Sunday, July 13, 2008

The Cost Cutters Called Suffering and Death

From Touchstone an idea of what nationalized healthcare looks like...
...Price controls have driven many doctors to the States; and the generally lousy schools have done a poor job preparing young people (young men in particular) for careers in science. Most of the doctors I've met are not Canadian, and with that comes all the problems of transience, and sometimes uncertainty about the adequacy of their preparation. But even assuming that they have all been well-trained, there aren't enough of them, not by a long shot. The shortage shows up in personnel, and then it shows up in machines, available tests, even beds in hospitals. Let's say you live where we do in the summer, and you need a hysterectomy, or a gall bladder removed, or something that is not absolutely urgent, but that will cause you a good deal of pain. You wait. You may wait as long as a year; I've seen this happen. You wait for a bed to open up, sometimes in Halifax, 200 miles away. But you need to be ready on the day when the bed is available. So people are told when their number is about to come up, and if they're not there when it does, the bed goes to the next person in line. That means that people stay in motels in Halifax for a week or two when the date draws near. Folks around here will hold raffles or other fund raisers to help a neighbor defray the costs; it is a regular occurrence.
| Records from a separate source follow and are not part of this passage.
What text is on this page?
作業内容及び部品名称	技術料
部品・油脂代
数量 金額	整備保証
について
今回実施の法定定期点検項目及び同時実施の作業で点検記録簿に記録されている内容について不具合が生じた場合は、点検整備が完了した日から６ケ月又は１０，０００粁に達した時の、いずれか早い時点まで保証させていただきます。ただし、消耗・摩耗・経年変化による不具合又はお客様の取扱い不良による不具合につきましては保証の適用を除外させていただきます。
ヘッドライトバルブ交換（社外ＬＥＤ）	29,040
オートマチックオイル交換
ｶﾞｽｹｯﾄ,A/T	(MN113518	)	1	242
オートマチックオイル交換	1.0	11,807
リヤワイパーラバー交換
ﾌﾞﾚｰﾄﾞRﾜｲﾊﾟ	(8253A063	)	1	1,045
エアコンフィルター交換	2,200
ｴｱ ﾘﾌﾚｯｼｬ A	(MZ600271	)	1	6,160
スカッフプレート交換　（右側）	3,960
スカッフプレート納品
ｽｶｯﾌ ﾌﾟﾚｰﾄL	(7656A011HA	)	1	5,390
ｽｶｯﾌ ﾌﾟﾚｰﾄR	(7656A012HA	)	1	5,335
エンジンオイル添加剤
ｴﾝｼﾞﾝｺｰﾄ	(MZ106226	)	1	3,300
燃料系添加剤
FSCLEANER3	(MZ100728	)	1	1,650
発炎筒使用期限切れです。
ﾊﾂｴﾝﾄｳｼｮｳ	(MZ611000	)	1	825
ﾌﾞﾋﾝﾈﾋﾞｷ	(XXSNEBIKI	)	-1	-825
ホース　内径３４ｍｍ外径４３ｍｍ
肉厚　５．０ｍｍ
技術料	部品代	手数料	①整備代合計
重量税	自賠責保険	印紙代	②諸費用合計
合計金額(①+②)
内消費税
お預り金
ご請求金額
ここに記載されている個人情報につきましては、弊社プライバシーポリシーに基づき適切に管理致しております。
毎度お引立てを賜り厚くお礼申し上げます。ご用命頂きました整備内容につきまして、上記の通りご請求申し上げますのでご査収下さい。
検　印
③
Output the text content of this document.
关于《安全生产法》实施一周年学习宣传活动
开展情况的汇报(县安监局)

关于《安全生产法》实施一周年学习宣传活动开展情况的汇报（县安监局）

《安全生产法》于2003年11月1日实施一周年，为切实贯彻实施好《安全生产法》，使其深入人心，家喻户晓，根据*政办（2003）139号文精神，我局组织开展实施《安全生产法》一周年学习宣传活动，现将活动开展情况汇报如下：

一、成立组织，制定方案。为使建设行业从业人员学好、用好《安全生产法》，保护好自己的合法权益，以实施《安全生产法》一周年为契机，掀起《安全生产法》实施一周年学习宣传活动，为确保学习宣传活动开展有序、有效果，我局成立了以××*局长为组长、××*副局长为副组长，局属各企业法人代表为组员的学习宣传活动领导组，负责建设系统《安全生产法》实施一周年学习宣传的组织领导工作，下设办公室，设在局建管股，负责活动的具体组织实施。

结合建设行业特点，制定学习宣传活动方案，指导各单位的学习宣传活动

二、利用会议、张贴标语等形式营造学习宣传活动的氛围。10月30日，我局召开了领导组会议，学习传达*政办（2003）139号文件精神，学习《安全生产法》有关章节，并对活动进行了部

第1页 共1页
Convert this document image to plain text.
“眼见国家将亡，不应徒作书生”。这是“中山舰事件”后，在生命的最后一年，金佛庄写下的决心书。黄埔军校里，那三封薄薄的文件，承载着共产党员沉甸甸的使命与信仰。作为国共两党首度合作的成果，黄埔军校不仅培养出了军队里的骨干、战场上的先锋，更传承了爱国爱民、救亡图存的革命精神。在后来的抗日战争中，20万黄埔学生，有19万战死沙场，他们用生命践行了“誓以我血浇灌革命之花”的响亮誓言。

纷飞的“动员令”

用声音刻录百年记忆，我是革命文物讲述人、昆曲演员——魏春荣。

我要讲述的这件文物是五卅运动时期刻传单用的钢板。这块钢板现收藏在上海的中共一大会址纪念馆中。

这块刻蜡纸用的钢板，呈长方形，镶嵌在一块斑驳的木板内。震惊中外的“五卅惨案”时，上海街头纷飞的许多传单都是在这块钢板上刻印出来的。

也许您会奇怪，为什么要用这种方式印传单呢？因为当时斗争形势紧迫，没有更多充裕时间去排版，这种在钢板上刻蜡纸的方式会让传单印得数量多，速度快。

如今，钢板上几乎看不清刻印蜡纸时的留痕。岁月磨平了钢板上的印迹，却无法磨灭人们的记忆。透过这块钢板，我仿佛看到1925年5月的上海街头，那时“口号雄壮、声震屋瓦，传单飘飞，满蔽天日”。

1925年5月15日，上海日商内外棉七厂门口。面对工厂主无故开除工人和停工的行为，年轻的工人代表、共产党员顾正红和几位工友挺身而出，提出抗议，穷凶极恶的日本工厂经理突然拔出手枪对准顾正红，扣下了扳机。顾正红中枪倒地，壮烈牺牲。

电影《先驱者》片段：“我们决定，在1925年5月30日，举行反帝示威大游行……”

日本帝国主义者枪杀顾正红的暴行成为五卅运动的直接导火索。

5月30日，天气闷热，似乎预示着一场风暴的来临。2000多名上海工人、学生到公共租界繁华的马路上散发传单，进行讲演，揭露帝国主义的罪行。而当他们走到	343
But then, you can't keep the bed, either, as long as you should. My sister, an infectious disease specialist in Pennsylvania, tells me that the argument in the States is over how long you should be without fever before you are discharged from the hospital for treatment for infection. My neighbor up here was discharged with a fever, and with intense pain in her surgical incisions (she was back in the hospital two weeks later; this woman waited nine months for her three operations, nine months of pain).